Luljeta Lleshanaku

- Albania -

Luljeta Lleshanaku (born 1968, Elbasan, Albania) is an Albanian poet who is the recipient of the 2009 Vilenice Kristal prize for world poetry (past recipients have included Milan Kundera, Adam Zagajewski, Peter Handke, and Zbigniew Herbert.) She was educated in literature at the University of Tirana and was editor-in-chief of the weekly magazine Zëri i rinisë (The Voice of Youth). She then worked for the literary newspaper Drita. In 1996, she received the best book of the year award from the Eurorilindja Publishing House. In 1999, she took part in the International Writers Program at the University of Iowa. She is the author of four poetry collections, one volume of which has been translated into English: Fresco, available from New Directions. The writer, critic and editor Peter Constantine, in his introduction to Fresco, sums up her style in this way:

Luljeta Lleshanaku is a pioneer of Albanian poetry. She speaks with a completely original voice, her imagery and language always unexpected and innovative. Her poetry has little connection to poetic styles past or present in America, Europe, or the rest of the world. And, interestingly enough, it is not connected to anything in Albanian poetry either. We have in Lleshanaku a completely original poet."

Born in 1968, Luljeta Lleshanaku came of age in post-communist Albania, free to write as she chose but with her imagination shaped by what had gone before under the regime of Enver Hoxha.


After Hoxha's death in 1985 the dictatorship lasted until 1990. Lleshanaku's family had been opponents of the state, and she was forbidden to enter higher education or to publish her early work. Had she done so she would certainly have fallen foul of a system of censorship where even the most innocuous and conventional utterance was viewed with distrust.


The work Lleshanaku has gone on to publish is wholly unyielding in its fidelity to her own concerns. Hers are certainly poems about history, politics and power, but they are often cast in terms of local and domestic conditions in the old regime's climate of extreme provincialism. We hear of family graves with "four inches of space between them / lined up / like cars at a railway crossing", the war their occupants fought in long gone. We witness a trip to the cinema, study the second wife of a violent husband, overhear a family supper or the throwing of stones at a madwoman's roof. 


The world Lleshanaku often describes is like a room with no door, where everything that will ever be is already present: "The same war story told a hundred times / the same brand of cigarettes distributed by friendly hands / and those same eyes hovering, dark and lazy. / Only that."


In an essay reprinted here, Lleshanaku records that following a stay in the US she discarded most of the poems she had written while there, because "I felt as if I was following the wrong star … It was too easy to embrace the philosophy of a culture immersed in a long tradition of individualism … It is a philosophy completely alien to my culture."

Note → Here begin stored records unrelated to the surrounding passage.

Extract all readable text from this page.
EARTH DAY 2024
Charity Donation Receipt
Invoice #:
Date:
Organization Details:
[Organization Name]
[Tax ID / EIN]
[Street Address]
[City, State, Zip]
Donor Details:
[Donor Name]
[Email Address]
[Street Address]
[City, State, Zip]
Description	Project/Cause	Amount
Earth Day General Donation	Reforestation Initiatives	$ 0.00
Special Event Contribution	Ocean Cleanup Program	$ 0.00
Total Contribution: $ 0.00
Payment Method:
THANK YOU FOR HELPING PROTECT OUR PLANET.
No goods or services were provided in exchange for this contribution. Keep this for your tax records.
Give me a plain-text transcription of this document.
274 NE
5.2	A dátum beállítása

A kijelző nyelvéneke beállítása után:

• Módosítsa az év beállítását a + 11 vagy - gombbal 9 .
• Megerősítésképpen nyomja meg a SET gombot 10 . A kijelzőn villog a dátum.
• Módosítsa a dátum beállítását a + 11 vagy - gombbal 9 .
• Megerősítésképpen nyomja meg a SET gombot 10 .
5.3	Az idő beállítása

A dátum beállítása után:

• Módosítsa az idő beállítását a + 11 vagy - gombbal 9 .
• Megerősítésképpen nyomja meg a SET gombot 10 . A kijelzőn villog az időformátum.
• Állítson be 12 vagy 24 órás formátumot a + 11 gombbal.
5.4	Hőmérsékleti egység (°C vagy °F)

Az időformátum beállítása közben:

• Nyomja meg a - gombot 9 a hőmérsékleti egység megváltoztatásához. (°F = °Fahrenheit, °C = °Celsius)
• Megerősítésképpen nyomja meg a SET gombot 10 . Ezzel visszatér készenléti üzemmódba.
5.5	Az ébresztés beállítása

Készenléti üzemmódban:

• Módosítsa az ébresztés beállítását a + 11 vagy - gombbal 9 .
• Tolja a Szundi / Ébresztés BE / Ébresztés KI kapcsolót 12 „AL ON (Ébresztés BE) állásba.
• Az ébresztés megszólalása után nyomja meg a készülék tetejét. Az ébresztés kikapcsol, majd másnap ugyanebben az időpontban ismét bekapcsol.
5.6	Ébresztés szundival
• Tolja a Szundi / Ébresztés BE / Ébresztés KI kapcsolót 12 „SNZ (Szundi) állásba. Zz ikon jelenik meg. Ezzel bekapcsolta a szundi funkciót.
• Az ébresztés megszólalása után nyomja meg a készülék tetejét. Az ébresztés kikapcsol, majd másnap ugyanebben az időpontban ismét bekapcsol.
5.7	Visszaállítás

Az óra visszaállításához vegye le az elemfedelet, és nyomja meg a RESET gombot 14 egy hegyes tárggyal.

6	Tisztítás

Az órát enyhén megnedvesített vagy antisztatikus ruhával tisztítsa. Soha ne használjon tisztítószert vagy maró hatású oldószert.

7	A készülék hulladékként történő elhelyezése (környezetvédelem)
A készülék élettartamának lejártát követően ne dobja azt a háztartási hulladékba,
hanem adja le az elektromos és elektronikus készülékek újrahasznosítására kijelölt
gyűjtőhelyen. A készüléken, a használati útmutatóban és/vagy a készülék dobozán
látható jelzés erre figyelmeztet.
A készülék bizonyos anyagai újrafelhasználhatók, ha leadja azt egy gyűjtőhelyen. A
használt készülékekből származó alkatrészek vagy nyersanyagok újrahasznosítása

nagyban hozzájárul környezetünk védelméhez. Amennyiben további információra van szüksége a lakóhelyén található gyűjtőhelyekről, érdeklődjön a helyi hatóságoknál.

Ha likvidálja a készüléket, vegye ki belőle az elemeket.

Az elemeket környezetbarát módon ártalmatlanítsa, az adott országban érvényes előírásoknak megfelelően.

Perhaps, though, life outside the literary enclave is not so wholly different once you take away the numbers and the noise. The powerful "Marked" depicts a series of immutable fates: "the redheaded woman waiting for her drunk husband to return / will go on waiting for one hundred years. / It isn't the alcohol; she is marked by 'waiting'. / And he only as guilty as an onlooker / pushed indoors by rain." 


This would certainly have made sense to a poet such as James Wright. But Lleshanaku is also original. When she turns her attention to love, the sense of human fate is unsparing. In "Particularly in the Morning" the familiar claim that love outbids history is turned on its head, to richly ambiguous effect: "although he is still sleeping / with the face of a stranger, the face of sleep, / a face without memory, / it is he and only he who knows my body's code / that flows like a river by a colony of gypsies / unaware of its source or estuary." In these conditions sentimentality seems inconceivable. The tyrant's insistence that there is no private realm has the unintended effect of making it necessary to write powerful and durable poems which suffer all the constraints imposed by confinement and yet have something ungovernable in reserve, namely their accuracy.